M. Dorward: Oui, brièvement. Je crois qu'il règne une certaine confusion. Dans le secteur bancaire, étant donné la longue formation... Nous nous sommes mal compris. Nous, la CIBC, n'avons jamais eu recours à des travailleurs suppléants. Nous allons chercher des gens qui sont déjà à l'emploi de la CIBC, mais dans d'autres succursales, pour garder la succursale en grève ouverte. Donc, nous n'allons pas embaucher des gens dans la rue, comme on l'a fait à la Société canadienne des Postes, en vue de les former pour remplacer les grévistes. Non, il s'agit de personnes déjà à l'emploi de la CIBC, et je suis sûr que c'est ce qui se fait dans les autres banques.
Par conséquent, je répète que la question des travailleurs suppléants ne se pose pas vraiment chez nous à cause du peu de syndiqués parmi nos employés, mais elle nous inquiète néanmoins du point de vue de l'économie globale du Canada.
M. Johnston: J'en prends bonne note, mais le projet de loi ne dit nulle part que... Il semble en effet régner une certaine confusion quant à la question de savoir si les travailleurs suppléants sont des gens embauchés au pied levé pour remplacer pendant un certain temps les grévistes, ou s'il s'agit plutôt de gestionnaires qui assument des postes subalternes ou de syndiqués qui traversent les lignes de piquetage. Je crois que le projet de loi n'est pas assez clair là-dessus.
Le président: Monsieur Dorward, merci de cette précision.
Nous passons maintenant à M. Robert Nault du Parti libéral.
M. Nault (Kenora - Rainy River): Merci, monsieur le président. Je voudrais revenir aux travailleurs à distance.

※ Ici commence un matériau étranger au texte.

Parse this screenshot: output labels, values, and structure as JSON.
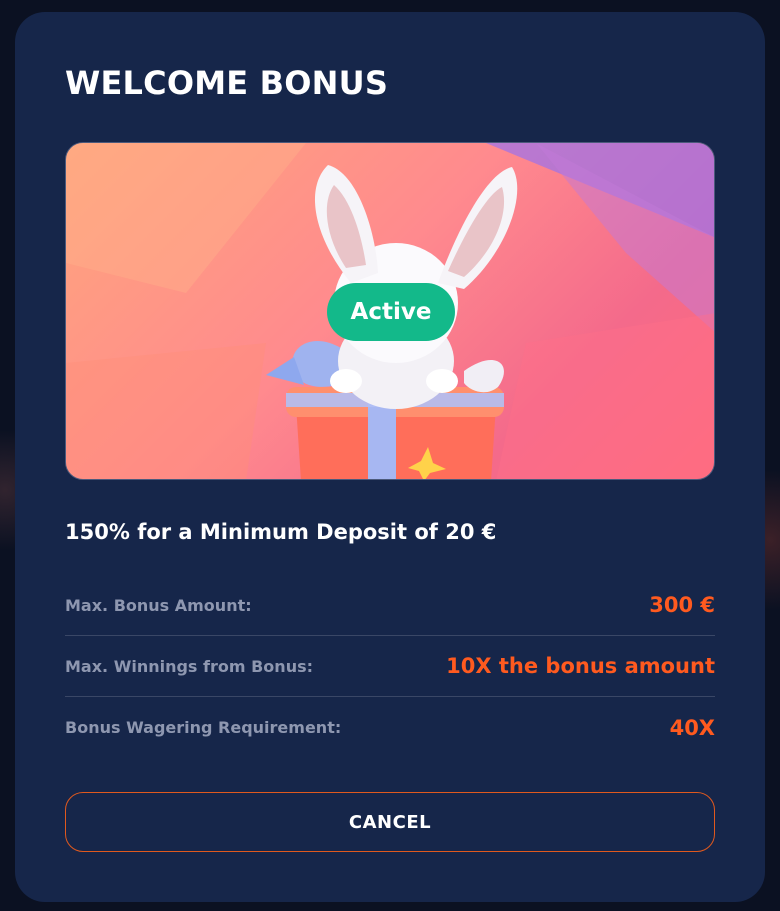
{
  "modal": {
    "title": "WELCOME BONUS",
    "badge": "Active",
    "offer": "150% for a Minimum Deposit of 20 €",
    "details": [
      {
        "label": "Max. Bonus Amount:",
        "value": "300 €"
      },
      {
        "label": "Max. Winnings from Bonus:",
        "value": "10X the bonus amount"
      },
      {
        "label": "Bonus Wagering Requirement:",
        "value": "40X"
      }
    ],
    "cancel_label": "CANCEL"
  },
  "colors": {
    "modal_bg": "#16264a",
    "accent_orange": "#ff5a1f",
    "badge_green": "#13b98a",
    "label_gray": "#8e97b0"
  },
  "icons": {
    "banner_art": "fox-with-gift-illustration"
  }
}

Laissez-moi vous présenter un scénario, et vous me direz si cela ressemble à ce dont vous parlez. Ce que vous avez dit, c'est que la possibilité que le Conseil canadien des relations industrielles puisse permettre à un syndicat de syndiquer des travailleurs à distance constituerait une violation des droits individuels.
Quelle est la différence entre ce qui est proposé, d'une part, et, d'autre part, le fait que dès que je suis embauché par un chemin de fer où il existe déjà un atelier fermé et un syndicat, je suis obligé d'adhérer immédiatement au syndicat dès que je mets les pieds au travail. Or, si j'y adhère, le syndicat obtient d'office mon adresse à domicile, mon numéro de téléphone privé et des tas d'autres renseignements du genre.
C'est un cas fréquent, il s'en produit à tous les jours au Canada, et ce depuis plusieurs années. Il a été soumis aux tribunaux, qui l'ont jugé parfaitement acceptable.
Pourquoi en irait-il autrement, à votre avis, si une partie des effectifs était effectivement syndicalisée et la société décidait alors de s'attacher des travailleurs à distance? Elle ne donnerait donc pas accès, en fait, à ce groupe particulier, car il ne se trouverait pas sur le lieu de travail, et nul ne saurait comment les contacter.
Pouvez-vous me dire la différence entre ces deux scénarios? Qu'est-ce qui vous donne à penser que les tribunaux prononceraient un jugement différent de celui qu'ils ont déjà porté dans le cas des ateliers fermés?
Une voix: Voilà une bonne question.
M. Cowell: La différence essentielle, à mon avis, c'est que le cas dont vous parlez est celui d'un atelier fermé dans une compagnie de chemin de fer. Permettez-moi de rappeler au comité que la forme de sécurité syndicale appelée «atelier fermé» a fait l'objet d'une négociation, à un certain moment, entre l'employeur et le syndicat.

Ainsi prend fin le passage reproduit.